Why may an increased exposure to SARS-CoV-2 improve immunity?

In July of 2021, I published a blog on my website titled, ‘The vaccinated getting infected marks the end of the pandemic’. In it, I wrote that we were seeing a rise in COVID-19 cases, particularly amongst those who have been double jabbed because those who have been vaccinated have antibodies only to the vaccine-coded-spike proteins. Something we have discussed earlier in this book. 

“Viruses have a tendency to mutate and preferentially at the spike though, rendering vaccines somewhat useless against newer more mutated forms of the virus, e.g. delta.”, I wrote. 

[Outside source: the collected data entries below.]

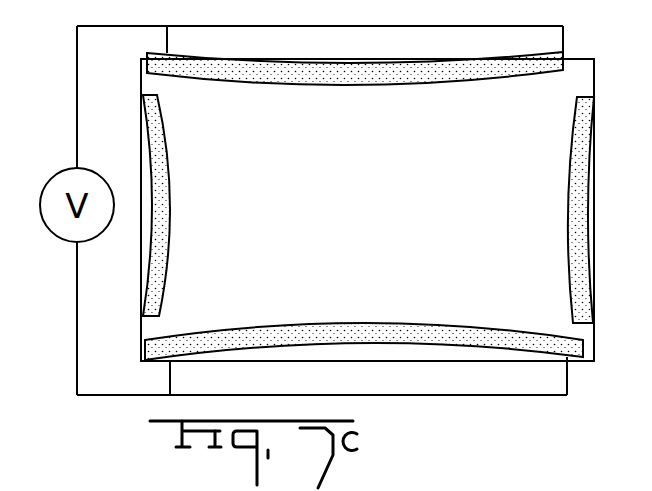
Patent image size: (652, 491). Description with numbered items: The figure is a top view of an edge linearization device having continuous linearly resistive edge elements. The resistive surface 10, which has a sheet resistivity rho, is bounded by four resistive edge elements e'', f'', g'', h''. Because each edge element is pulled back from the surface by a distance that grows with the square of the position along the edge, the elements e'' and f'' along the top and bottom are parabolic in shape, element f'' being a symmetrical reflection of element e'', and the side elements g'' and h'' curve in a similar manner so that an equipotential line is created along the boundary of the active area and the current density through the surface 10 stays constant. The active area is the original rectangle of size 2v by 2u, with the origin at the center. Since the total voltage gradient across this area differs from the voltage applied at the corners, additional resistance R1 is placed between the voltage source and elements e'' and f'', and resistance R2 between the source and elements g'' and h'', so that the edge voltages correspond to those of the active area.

The resistive surface 10 is at (367, 210).
The resistive edge element e'' is at (355, 57).
The resistive edge element f'' is at (364, 360).
The resistive edge element g'' is at (139, 205).
The resistive edge element h'' is at (599, 201).
The height dimension of the active area 2u is at (476, 95).
The width dimension of the active area 2v is at (169, 288).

And continued with, “If natural immunity is far superior at reducing re-infection and if circulating strains of the virus are less harmful than before, then it would make the most sense now to allow everyone to restart life back as usual. Everyone should be exposed to the virus naturally so we can all build long-lasting robust immunity to it. We must aim to naturally improve people’s immune systems through diet and lifestyle (something we should have been doing for the last two years). No need for boosters, no need for lockdowns, no need for masks, for which the evidence for effectiveness is poor anyway.”. 

Nothing changed after writing that. People queued up for their boosters. I wasn’t surprised. 

A year later, my sentiment still stands, and the evidence that these vaccines are more useless than natural infection against newer strains holds up to scientific scrutiny too. Here, one paper notes

“Together, our results indicate that Omicron can evolve mutations to specifically evade humoral immunity elicited by BA.1 infection. The continuous evolution of Omicron poses great challenges to SARS-CoV-2 herd immunity and suggests that BA.1-derived vaccine boosters may not be ideal for achieving broad-spectrum protection.”

It seems like the best approach to protect yourself against rapidly mutating respiratory viruses is repeated mucosal exposure in one’s respiratory tract. 

The mucosa, also known as the mucous membrane, is the membrane that lines various cavities in the body and covers the surface of internal organs. It is made up of epithelial cells and the substances they secrete. Basically, it’s the surface layer that covers our eyes, mouth, throat, tongue and the rest of our insides, that separates us from the outside world. 

Those surfaces are our main sites of infectious threat since various microorganisms and allergens in our environment invade through the nose, mouth, eyes and gut all the time. To keep these dangerous buggers out, we have evolved the mucosal immune system,  the largest component of the entire immune system. 

The mucosal immune system consists of innate and adaptive immunity components that are found in circulating blood, but what (amongst other things) makes the mucosal immune system unique are secretory IgA (SIgA) antibodies and a special set of T cells called resident memory T (TRM) cells. 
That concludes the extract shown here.